2007 Days of Caring organizers report more lives impacted
By Anessa Myers
Published in News on October 15, 2007 1:46 PM
Hands got dirty. Long hours were worked. Tears were shed.
But more importantly, lives were made better -- and that's what made this year's United Way Days of Caring a success.
Nearly 4,700 people, and 10 animals, were impacted through the week's efforts, which were sponsored by the United Way of Wayne County and Volunteer Wayne/RSVP.
"We have never had a tally of animal lives before, but we thought this year should be different," Volunteer Wayne director Barbara Stiles said.
And it was -- this year's numbers were much better than last year.
When the week encouraged people in Wayne County to "open their heart and lend a hand," Ms. Stiles said they jumped in and did just that.
More than 1,300 people volunteered Sept. 14-22 to do everything from framing houses to packing children's backpacks full of school supplies.
"Everyone found something that pulled on their heartstrings and helped out," Mrs. Stiles said.
Those volunteers contributed 2,583 hours of labor to 37 different projects, compared to last year's 1,237 hours to 32 projects.

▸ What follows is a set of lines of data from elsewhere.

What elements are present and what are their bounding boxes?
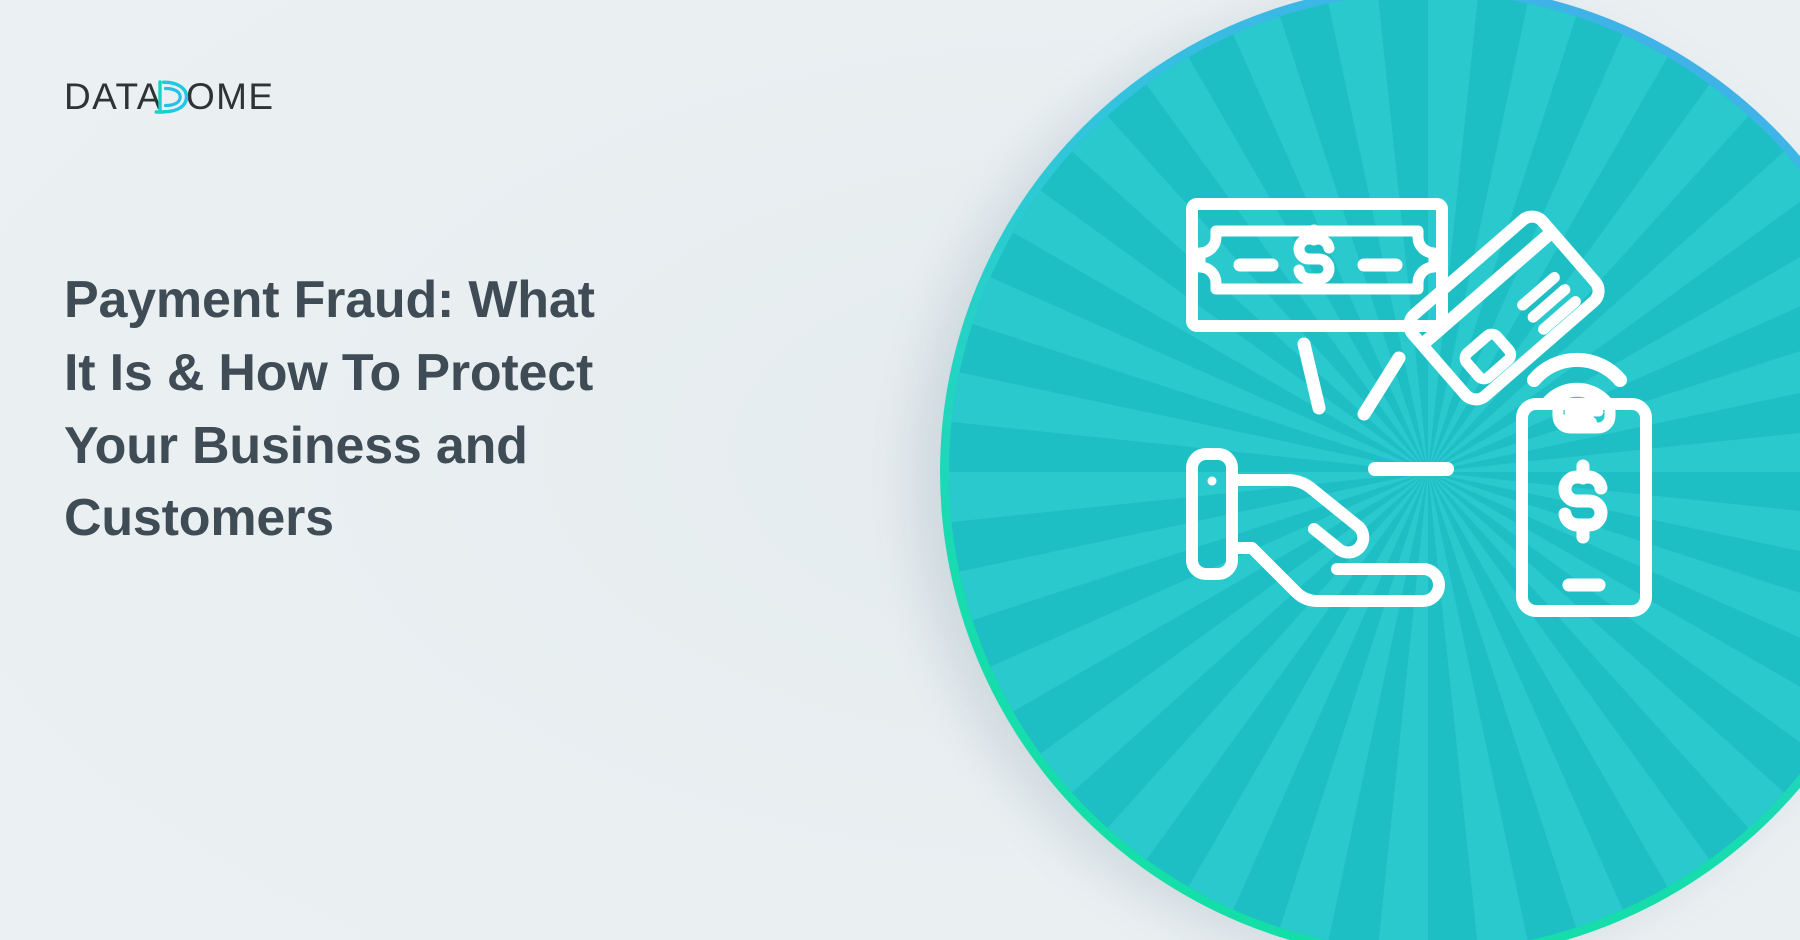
sleeve-button-icon [1208, 477, 1217, 486]
phone-dollar-sign-glyph [1565, 466, 1601, 537]
smartphone-icon [1522, 404, 1646, 611]
title-line: It Is & How To Protect [64, 337, 764, 410]
banknote-icon [1192, 204, 1442, 326]
hero-banner: DATA OME Payment Fraud: What It Is & How… [0, 0, 1800, 940]
logo-accent-d-icon [156, 82, 186, 112]
payment-fraud-illustration [1186, 196, 1656, 616]
datadome-logo[interactable]: DATA OME [64, 78, 290, 122]
title-line: Your Business and [64, 410, 764, 483]
open-hand-icon [1192, 454, 1439, 601]
logo-text-ome: OME [186, 78, 274, 117]
credit-card-icon [1404, 211, 1605, 405]
title-line: Customers [64, 482, 764, 555]
sleeve-cuff-icon [1192, 454, 1232, 574]
logo-text-data: DATA [64, 78, 163, 117]
datadome-wordmark-logo: DATA OME [64, 78, 290, 122]
dollar-sign-glyph [1299, 230, 1329, 289]
page-title: Payment Fraud: What It Is & How To Prote… [64, 264, 764, 555]
spark-lines-icon [1304, 344, 1399, 414]
title-line: Payment Fraud: What [64, 264, 764, 337]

"I think people realized this year that you don't have to wield a hammer to help out," Mrs. Stiles said. "People understood that there were other things that needed to be done, too."
From supply drives to hands-on projects, the total amount of labor and goods contributed to Days of Caring was valued at $60,427, up from $53,836 last year.
Businesses, county and city government, Seymour John-son Air Force Base, schools, civic organizations, churches and individuals all aided in the efforts.
But the category that grew the most was new business participation, with 11 new businesses lending a hand this year.
"I am very proud of the business community," Mrs. Stiles said.
Some of the businesses have spread out from the Days of Caring to volunteer more of their time throughout the year.
"We would like to work with other businesses to continue to do that," she said.
Students in the area also jumped in to help.
"While other students were out enjoying time off on an early dismissal day, area Key Clubs were making a difference," Mrs. Stiles added.
They participated in Read for the Record, where 1,005 children were read to this year as part of a national campaign to raise literacy awareness. They also painted the Red Cross storage trailer, prepared blood bags and cleaned up the grounds surrounding the Red Cross facility.
Both in Mount Olive and Goldsboro, volunteer efforts helped build two home exteriors through Habitat for Humanity Mini-Blitzes. Their efforts saved five weeks of construction time.
The Girls Scouts, Arts Council Garden and Wayne County Public Library had areas that received beautification as well.
In other areas, volunteers gave 2,460 pounds of food and paper goods for area food pantries, $3,100 worth of school supplies, $5,970 worth of toiletries for hygiene kits for foster children and the mentally ill, 60 decks of cards for the Veterans Hospital in Fayetteville, 225 pillowcases for deployed airmen and $150 worth of dog food and other items for the Adopt-a-Dog program.
"We are looking forward to next year's numbers," Mrs. Stiles said.
Next year's Days of Caring is scheduled for Sept. 12-20.